Loncin is a Chinese manufacturer of motorcycles, small engines and a range of automotive components. It currently manufactures 1.5 million motor cycles per annum and more than 3 million engines both for domestic use and export. It supplies components to domestic and major Western automotive brands.

In order to be fully prepared for the joint venture between Antonov and Loncin, an Antonov WOFE (wholly owned foreign enterprise) is being established in China and an additional funding facility of €10 million (US$14.7 million) has been secured to finance Antonov’s contribution to the JV. This is an extension to the €15 million (US$22 million) facility announced on the 9 August 2007 with Quivest, its largest shareholder.

Negotiation continues on the details of the joint venture, but under the heads of terms agreed with Loncin, it will be funded by both parties in proportion to the JV shareholding.  It is intended that this be close to a 50:50 split but with Loncin having the majority holding. Total initial capitalization is expected to be between €20 million (US$29.3 million)  and €30m (US$ 44 million) which will be used to invest in setting up an automatic transmission manufacturing plant in Chong Qing, PRC.

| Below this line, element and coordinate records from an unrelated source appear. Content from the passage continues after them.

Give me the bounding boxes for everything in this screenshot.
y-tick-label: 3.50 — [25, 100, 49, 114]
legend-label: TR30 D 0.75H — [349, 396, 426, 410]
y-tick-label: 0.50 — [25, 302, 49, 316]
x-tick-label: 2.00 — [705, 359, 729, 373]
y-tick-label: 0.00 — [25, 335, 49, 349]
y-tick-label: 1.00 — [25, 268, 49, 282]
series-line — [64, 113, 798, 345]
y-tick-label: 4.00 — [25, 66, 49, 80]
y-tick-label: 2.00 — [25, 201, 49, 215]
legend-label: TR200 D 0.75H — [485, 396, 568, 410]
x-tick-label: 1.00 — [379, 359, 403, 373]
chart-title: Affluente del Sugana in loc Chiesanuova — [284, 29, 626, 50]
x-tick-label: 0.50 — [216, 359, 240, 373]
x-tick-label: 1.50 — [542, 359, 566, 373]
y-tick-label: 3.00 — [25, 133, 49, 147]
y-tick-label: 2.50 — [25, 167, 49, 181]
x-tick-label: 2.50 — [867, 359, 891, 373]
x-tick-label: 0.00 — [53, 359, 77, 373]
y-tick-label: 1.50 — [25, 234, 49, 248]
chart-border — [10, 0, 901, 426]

The JV will receive a licence for the Antonov patents and Antonov will receive a royalty on each unit sold in addition to any dividend due in respect of its shareholding in the JV. Initial sales will be targeted at Chinese domestic car makers but the intention is to export in the longer term. The initial production capacity is planned at 200,000 units per annum.

It is expected that the joint venture will be formed once Antonov has completed its prototype vehicles and Loncin has completed the detailed production planning and costing. These are due to be complete in May 2008.

Antonov views the joint venture as a key element in its commercial strategy to maintain direct involvement in the application of its technology. This enables the company to have closer control over its intellectual property rights in order to reduce risk and generate better returns compared with a pure licensing business model, as originally set out with Geely.